According to err.ee news portal, the Minister of Rural Affairs believes that when it’s time to harvest and there is a shortage of workers, no opportunities should be looked down upon. Schoolchildren, among others, might be able to help farmers out.
“High schoolers should have the chance to help out, should have the opportunity to harvest potatoes, cabbages, which provides physical exercise. And as PE classes as such don’t exist anymore, this physical activity is reasonable and necessary for young men,” Aller said.
“We are already taking into account that students have missed valuable materials while learning remotely and must make greater efforts to catch up next year. Sending students to do agricultural work in the middle of the academic year does not match that logic,” Chairman of the Federation of Estonian Student Unions Marcus Ehasoo said.

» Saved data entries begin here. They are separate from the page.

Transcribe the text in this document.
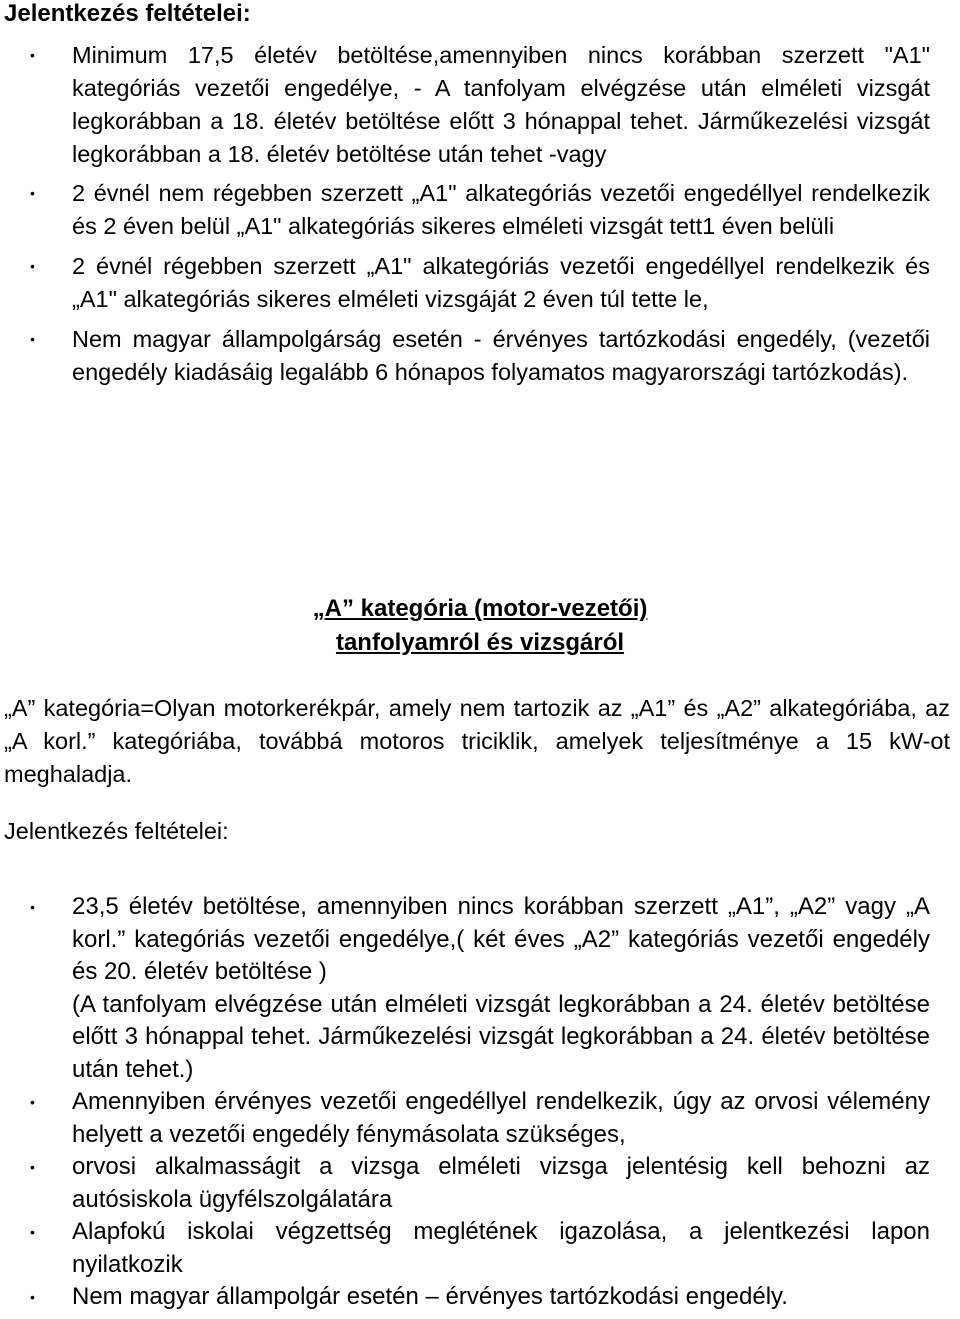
Jelentkezés feltételei:
•	Minimum 17,5 életév betöltése,amennyiben nincs korábban szerzett "A1" kategóriás vezetői engedélye, - A tanfolyam elvégzése után elméleti vizsgát legkorábban a 18. életév betöltése előtt 3 hónappal tehet. Járműkezelési vizsgát legkorábban a 18. életév betöltése után tehet -vagy
•	2 évnél nem régebben szerzett „A1" alkategóriás vezetői engedéllyel rendelkezik és 2 éven belül „A1" alkategóriás sikeres elméleti vizsgát tett1 éven belüli
•	2 évnél régebben szerzett „A1" alkategóriás vezetői engedéllyel rendelkezik és „A1" alkategóriás sikeres elméleti vizsgáját 2 éven túl tette le,
•	Nem magyar állampolgárság esetén - érvényes tartózkodási engedély, (vezetői engedély kiadásáig legalább 6 hónapos folyamatos magyarországi tartózkodás).
„A” kategória (motor-vezetői)
tanfolyamról és vizsgáról

„A” kategória=Olyan motorkerékpár, amely nem tartozik az „A1” és „A2” alkategóriába, az „A korl.” kategóriába, továbbá motoros triciklik, amelyek teljesítménye a 15 kW-ot meghaladja.

Jelentkezés feltételei:

•	23,5 életév betöltése, amennyiben nincs korábban szerzett „A1”, „A2” vagy „A korl.” kategóriás vezetői engedélye,( két éves „A2” kategóriás vezetői engedély és 20. életév betöltése )
(A tanfolyam elvégzése után elméleti vizsgát legkorábban a 24. életév betöltése előtt 3 hónappal tehet. Járműkezelési vizsgát legkorábban a 24. életév betöltése után tehet.)
•	Amennyiben érvényes vezetői engedéllyel rendelkezik, úgy az orvosi vélemény helyett a vezetői engedély fénymásolata szükséges,
•	orvosi alkalmasságit a vizsga elméleti vizsga jelentésig kell behozni az autósiskola ügyfélszolgálatára
•	Alapfokú iskolai végzettség meglétének igazolása, a jelentkezési lapon nyilatkozik
•	Nem magyar állampolgár esetén – érvényes tartózkodási engedély.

Mart Laidmets, Secretary General of the Ministry of Education and Research, agrees, saying that during the academic year, students should first and foremost be dedicated to studying. “Of course, it cannot be ruled out that when the crops are rotting away, others have to help farmers out, but I’m not too sure that students should be at the forefront,” Laidmets said.
Commenting on Aller’s idea, the Minister of Education and Research Mailis Reps said no separate school holiday would be introduced for students to assist in harvesting potatoes.
“The main activity of our children and young people, of which we are very proud of, is learning. Any other activities, including work, are of course welcome, if it is possible to engage in them in addition to learning. That means that working cannot interfere with learning,” Reps said speaking at a press conference.
It would not be appropriate to give students time off from school for work similarly to, for example, school students working in a collective farm during the Soviet era, Reps said, adding that foreign workforce, which has thus far been widely been employed in the Estonian agricultural sector, cannot be replaced with students.